Rose wiped her hands on her apron. “I assumed it was private.”

“Private?” Gordon said.

“Your doctor visit. I hope they had good news for you.”

“Oh! No, that’s not what I was thinking. I mean, yes, my doctor had relatively good news for me—I’m doing okay. But I was thinking about the book. I thought you’d want to know what the publisher said about the book.”

“And what
did
he say?”

“Sit.” Gordon led her to a booth in the empty restaurant. “Nadine, do you want coffee?”

“I’ll get it. You two talk.” Nadine disappeared into the kitchen.

Rose regarded Gordon mildly. “Well? What did your friend say?”

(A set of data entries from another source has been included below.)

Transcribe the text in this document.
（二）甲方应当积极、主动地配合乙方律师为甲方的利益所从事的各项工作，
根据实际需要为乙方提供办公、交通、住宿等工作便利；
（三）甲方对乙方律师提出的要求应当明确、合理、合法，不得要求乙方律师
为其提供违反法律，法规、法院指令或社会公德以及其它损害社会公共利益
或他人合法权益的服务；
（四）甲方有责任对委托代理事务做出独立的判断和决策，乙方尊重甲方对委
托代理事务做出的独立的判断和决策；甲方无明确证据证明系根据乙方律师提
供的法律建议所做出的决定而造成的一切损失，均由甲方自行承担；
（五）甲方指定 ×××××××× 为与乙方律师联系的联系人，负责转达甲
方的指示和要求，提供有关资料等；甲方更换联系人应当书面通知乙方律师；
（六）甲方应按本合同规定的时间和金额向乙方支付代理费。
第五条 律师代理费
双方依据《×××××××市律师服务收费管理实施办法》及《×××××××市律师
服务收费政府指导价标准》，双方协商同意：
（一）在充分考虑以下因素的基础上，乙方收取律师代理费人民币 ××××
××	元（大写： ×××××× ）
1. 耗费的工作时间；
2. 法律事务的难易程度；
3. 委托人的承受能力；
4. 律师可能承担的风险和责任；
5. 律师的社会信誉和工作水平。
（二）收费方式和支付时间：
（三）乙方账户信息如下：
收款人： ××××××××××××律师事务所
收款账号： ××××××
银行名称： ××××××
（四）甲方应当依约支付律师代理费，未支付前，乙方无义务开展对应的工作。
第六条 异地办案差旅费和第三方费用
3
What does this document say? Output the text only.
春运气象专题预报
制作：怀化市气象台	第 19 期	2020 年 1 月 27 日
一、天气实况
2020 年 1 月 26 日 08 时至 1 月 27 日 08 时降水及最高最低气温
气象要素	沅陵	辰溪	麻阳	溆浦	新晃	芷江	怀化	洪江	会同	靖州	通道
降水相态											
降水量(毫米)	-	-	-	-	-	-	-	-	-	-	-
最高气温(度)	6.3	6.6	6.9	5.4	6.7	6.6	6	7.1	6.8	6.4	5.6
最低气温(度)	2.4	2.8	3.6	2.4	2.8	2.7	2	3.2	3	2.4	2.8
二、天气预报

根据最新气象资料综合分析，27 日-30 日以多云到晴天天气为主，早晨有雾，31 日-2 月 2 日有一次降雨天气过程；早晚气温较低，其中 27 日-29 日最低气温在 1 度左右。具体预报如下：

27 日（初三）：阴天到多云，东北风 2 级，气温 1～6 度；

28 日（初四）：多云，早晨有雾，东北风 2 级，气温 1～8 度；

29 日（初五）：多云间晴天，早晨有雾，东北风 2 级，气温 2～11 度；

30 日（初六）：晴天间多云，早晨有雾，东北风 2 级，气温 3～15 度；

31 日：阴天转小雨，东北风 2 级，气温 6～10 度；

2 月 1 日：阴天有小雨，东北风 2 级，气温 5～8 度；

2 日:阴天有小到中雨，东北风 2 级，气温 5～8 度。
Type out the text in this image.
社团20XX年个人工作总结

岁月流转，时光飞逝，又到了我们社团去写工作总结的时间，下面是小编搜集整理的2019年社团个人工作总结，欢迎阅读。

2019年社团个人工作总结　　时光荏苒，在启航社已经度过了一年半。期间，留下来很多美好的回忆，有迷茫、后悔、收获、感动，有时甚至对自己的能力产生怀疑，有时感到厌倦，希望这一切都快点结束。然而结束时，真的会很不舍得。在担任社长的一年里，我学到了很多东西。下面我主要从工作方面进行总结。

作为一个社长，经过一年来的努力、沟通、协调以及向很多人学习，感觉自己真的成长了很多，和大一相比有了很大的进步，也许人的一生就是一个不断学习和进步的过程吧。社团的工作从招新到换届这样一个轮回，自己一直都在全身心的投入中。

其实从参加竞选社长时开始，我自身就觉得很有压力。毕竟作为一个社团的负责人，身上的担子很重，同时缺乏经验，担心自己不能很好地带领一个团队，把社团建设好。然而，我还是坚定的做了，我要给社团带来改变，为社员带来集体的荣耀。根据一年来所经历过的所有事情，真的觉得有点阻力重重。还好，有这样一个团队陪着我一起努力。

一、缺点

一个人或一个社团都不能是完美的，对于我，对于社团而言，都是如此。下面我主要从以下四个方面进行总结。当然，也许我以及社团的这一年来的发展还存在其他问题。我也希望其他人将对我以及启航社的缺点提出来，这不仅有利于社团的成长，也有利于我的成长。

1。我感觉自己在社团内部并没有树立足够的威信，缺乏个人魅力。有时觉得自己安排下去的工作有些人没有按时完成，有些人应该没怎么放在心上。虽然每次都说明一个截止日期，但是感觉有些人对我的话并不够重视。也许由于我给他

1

How could the woman be so serene? The source of such equanimity must be genetic—there was simply no other explanation. They watched a couple come in and find a table near the windows overlooking the bay. Nadine, hearing them, came from the kitchen, set mugs of coffee in front of Rose and Gordon, and handed menus to the couple. Gordon had missed the place, missed the atmosphere of quiet purpose these women had created.